When the Memphis City Council struck up an agreement to bring Bird's electric scooter-share service here, it accomplished a few things.
First, in a city with a bus service so underfunded that it routinely eliminates and alters routes, the scooters, located by downloading an app and rented with a credit card, can help riders zip to those final blocks where the bus stopped short.
Secondly, the council one-upped its eastern rival, Nashville, which suspended the California-based service when its sidewalks and rights of way became too littered with scooters that users left behind.
To avoid that problem, Memphis cobbled together an operating agreement that, among other things, lays the responsibility on Bird for removing scooters from sidewalks and places where they don’t belong, and regulates where they can be parked.
And lastly, Bird didn’t demand incentives for bringing the scooter-share service here, and it didn’t cost the city anything to give it a chance.
So, it made sense that the city gave it that chance.
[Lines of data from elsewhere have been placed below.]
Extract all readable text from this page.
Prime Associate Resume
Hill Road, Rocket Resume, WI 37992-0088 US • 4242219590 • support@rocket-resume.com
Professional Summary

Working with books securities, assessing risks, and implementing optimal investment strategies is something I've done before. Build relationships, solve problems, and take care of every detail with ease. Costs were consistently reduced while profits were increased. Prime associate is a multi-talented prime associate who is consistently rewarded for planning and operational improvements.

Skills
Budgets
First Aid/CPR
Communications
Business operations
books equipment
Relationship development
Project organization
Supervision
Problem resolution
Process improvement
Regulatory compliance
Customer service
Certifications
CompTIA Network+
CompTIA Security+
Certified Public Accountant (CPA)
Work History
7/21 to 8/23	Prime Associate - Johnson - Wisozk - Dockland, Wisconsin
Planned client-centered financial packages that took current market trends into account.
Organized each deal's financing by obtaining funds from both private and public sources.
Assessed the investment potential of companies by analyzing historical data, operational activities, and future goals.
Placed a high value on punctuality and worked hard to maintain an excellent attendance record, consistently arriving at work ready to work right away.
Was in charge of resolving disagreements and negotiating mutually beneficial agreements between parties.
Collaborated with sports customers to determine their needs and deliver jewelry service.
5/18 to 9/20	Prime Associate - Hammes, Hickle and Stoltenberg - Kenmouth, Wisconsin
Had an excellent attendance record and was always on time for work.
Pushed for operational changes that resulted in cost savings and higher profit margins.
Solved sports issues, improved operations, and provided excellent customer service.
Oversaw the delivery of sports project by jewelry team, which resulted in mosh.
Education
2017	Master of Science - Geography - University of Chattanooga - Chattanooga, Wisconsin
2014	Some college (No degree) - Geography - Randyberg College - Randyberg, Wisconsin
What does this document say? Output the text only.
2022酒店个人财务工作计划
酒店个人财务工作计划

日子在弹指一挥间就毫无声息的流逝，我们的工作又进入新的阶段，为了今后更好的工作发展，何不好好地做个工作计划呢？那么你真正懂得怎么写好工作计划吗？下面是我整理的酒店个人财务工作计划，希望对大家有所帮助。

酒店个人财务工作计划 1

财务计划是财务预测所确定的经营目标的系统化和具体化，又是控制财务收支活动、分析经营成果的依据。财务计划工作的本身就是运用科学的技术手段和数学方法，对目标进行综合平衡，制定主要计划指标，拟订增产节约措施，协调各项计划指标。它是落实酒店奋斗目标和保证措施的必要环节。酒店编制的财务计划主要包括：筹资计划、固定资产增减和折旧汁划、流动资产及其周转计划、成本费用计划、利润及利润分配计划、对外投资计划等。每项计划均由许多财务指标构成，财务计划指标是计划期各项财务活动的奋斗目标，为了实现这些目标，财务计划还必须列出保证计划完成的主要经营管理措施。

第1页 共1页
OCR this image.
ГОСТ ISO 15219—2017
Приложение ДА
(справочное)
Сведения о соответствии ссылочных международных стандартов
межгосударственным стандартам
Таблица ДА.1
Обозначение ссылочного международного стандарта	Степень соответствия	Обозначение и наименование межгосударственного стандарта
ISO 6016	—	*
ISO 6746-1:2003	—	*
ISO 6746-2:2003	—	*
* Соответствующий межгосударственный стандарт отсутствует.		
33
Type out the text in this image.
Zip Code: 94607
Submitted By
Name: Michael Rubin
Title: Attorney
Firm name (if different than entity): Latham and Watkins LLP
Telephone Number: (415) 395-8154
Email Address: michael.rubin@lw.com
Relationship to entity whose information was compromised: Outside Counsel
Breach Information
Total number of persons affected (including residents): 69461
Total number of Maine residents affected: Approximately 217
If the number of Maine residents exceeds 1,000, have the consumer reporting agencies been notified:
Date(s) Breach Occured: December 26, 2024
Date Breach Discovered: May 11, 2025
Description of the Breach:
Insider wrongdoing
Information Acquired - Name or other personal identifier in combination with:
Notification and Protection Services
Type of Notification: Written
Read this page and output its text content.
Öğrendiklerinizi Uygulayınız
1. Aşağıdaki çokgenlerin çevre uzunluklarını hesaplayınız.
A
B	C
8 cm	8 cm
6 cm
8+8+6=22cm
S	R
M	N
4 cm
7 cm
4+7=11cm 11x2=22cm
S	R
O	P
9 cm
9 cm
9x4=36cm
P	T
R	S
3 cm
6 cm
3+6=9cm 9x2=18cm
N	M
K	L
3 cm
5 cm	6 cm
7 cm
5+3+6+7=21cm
But even as the scooters, as well as the bike-sharing services, ease some Memphians’ mobility problems, chances are they will also shine a light on a host of other transit problems that can’t be solved on the cheap.
Those problems include inadequate bike paths and sidewalks, and, in general, a transit infrastructure so lacking that it has contributed to pedestrian deaths increasing by 46 percent since 2009.
And although people are only supposed to ride their scooters on the edges of the streets and at crosswalks, imagine how crowded those spaces could become in areas where no sidewalks exist, and where pedestrians are crowded into the same street space as the scooters.
That’s a recipe for calamity, or worse, tragedy.
“We need safer infrastructure, with better sidewalks and more bike lanes,” said Suzanne Carlson transportation and mobility project manager for Innovate Memphis – a group seeking solutions to Memphis’ transportation needs.
Nicholas Oyler, bikeway/pedestrian program manager for the city, echoed Carlson.
He told The Commercial Appeal that the city’s 20-year-pedestrian safety action plan estimates that it will cost $20 million a year over the next 20 years to fix the city’s crumbling streets and sidewalks, and to make the infrastructure friendlier to people who aren't in automobiles. That means that innovations, such as the scooter and bike-share services, could be stymied by old problems.
But, said Carlson, there’s a chance that the more popular the services become, the more people will demand that the city fix the infrastructure to accommodate them.
“The scooters are a good thing,” she said. “They will help more people become car-free, and they also have an ‘it factor,’ associated with them that will make them popular.” Carlson has a point. Bird scooters will make Memphis look hip and welcoming to millennials and others who are connected in this technological society.
But as the City Council refines rules to ensure the scooters don’t become more of a litter problem than a mobility solution, it should use that as an impetus to improve the sidewalks for pedestrians, as well as the streets where the scooters will be used.
Because even though Travis VanderZanden, Bird founder and CEO, lauded the deal as proof that Memphis “recognizes the importance of an equitable, affordable and reliable transit system,” the truth is that the scooters are only as reliable as the streets that they will be rolling on.
And right now, when it comes to reliability, Memphis’ streets aren’t quite there yet.